Like in the third match, the Lankans were again chasing a big score to square the series. Once again, they needed their top order to fire. But, the top three failed, and as a result Sri Lanka fell back in the game very early on. In the third ODI at Nelson, Danushka Gunathilaka, Tillakaratne Dilshan and Lahiru Thirimanne all starred and played varied roles to take the team to victory. While Gunathilaka provided the early impetus, Dilshan held the innings together before Thirimanne saw them through. Lanka needed something similar. Instead they crumbled to 33 for 3, and fell way behind.

To their credit, Sri Lanka fought back well courtesy a measured innings from skipper Angelo Mathews and a well-compiled half-century from Dinesh Chandimal. But, neither could see the team through as they fell to the asking run rate, and in the end did not have enough wickets in hand. Chandimal batted well, but should have carried on after 50. Milinda Siriwanda supported his skipper admirably. He too though fell against the run of play. Had he stayed on, Mathews could have taken fewer risks.

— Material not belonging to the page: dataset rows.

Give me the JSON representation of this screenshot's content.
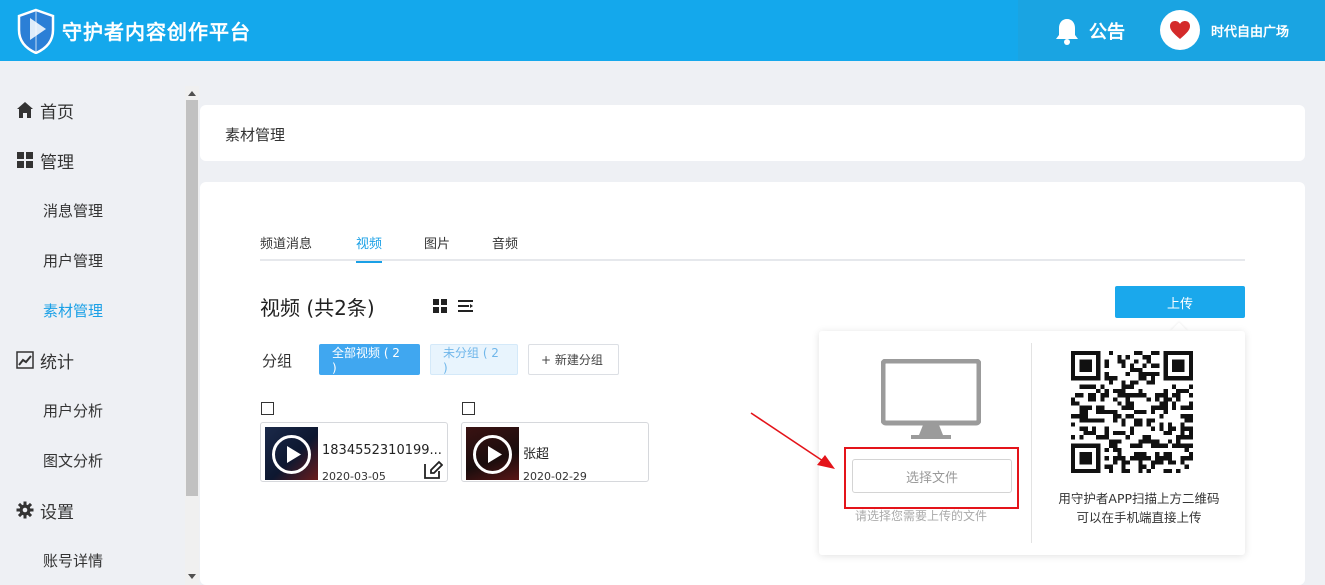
{
  "header": {
    "app_title": "守护者内容创作平台",
    "notice_label": "公告",
    "user_name": "时代自由广场",
    "brand_color": "#14a8ec"
  },
  "sidebar": {
    "items": [
      {
        "label": "首页",
        "icon": "home-icon",
        "level": "top"
      },
      {
        "label": "管理",
        "icon": "grid-icon",
        "level": "top"
      },
      {
        "label": "消息管理",
        "level": "sub"
      },
      {
        "label": "用户管理",
        "level": "sub"
      },
      {
        "label": "素材管理",
        "level": "sub",
        "active": true
      },
      {
        "label": "统计",
        "icon": "chart-icon",
        "level": "top"
      },
      {
        "label": "用户分析",
        "level": "sub"
      },
      {
        "label": "图文分析",
        "level": "sub"
      },
      {
        "label": "设置",
        "icon": "gear-icon",
        "level": "top"
      },
      {
        "label": "账号详情",
        "level": "sub"
      }
    ],
    "active_color": "#1aa0e6"
  },
  "page": {
    "title": "素材管理"
  },
  "tabs": [
    {
      "label": "频道消息"
    },
    {
      "label": "视频",
      "active": true
    },
    {
      "label": "图片"
    },
    {
      "label": "音频"
    }
  ],
  "section": {
    "title": "视频 (共2条)",
    "upload_label": "上传"
  },
  "groups": {
    "label": "分组",
    "all": "全部视频 ( 2 )",
    "ungrouped": "未分组 ( 2 )",
    "new_group": "+ 新建分组"
  },
  "media": [
    {
      "name": "1834552310199...",
      "date": "2020-03-05"
    },
    {
      "name": "张超",
      "date": "2020-02-29"
    }
  ],
  "upload_popup": {
    "select_file": "选择文件",
    "select_hint": "请选择您需要上传的文件",
    "qr_hint_line1": "用守护者APP扫描上方二维码",
    "qr_hint_line2": "可以在手机端直接上传"
  }
}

The captain too eventually perished to the short ball, five short of a hundred.

While it is true that three early wickets put New Zealand ahead in the chase, the three-wicket burst by Matt Henry towards the end of Sri Lanka’s innings was equally significant. He dismissed Chamara Kapugedera, Mathews and Dusmantha Chameera in quick succession as a promising chase faltered away. At one stage, Sri Lanka required 58 from 40 runs, and had Mathews found an able partner, the target was pretty much gettable. But, Henry’s strikes put New Zealand way ahead, and wickets from Mitchell Santner and Trent Boult also aided the team’s cause, as the hosts marched on.

Earlier in the day, New Zealand’s batting was again commendable. Martin Guptill continued his great form adding another century to his kitty. But, he displayed his versatility by not going all-out, and stitching together a patient hundred. Guptill was well supported in his endeavour to take New Zealand closer to 300 by captain Kane Williamson and Ross Taylor, both of whom made identical scores of 61. Luke Ronchi, who was desperate for a decent score, and Santner also chipped in with key cameos. And, although the Kiwis fell short of 300, their bowlers ensured it was more than enough.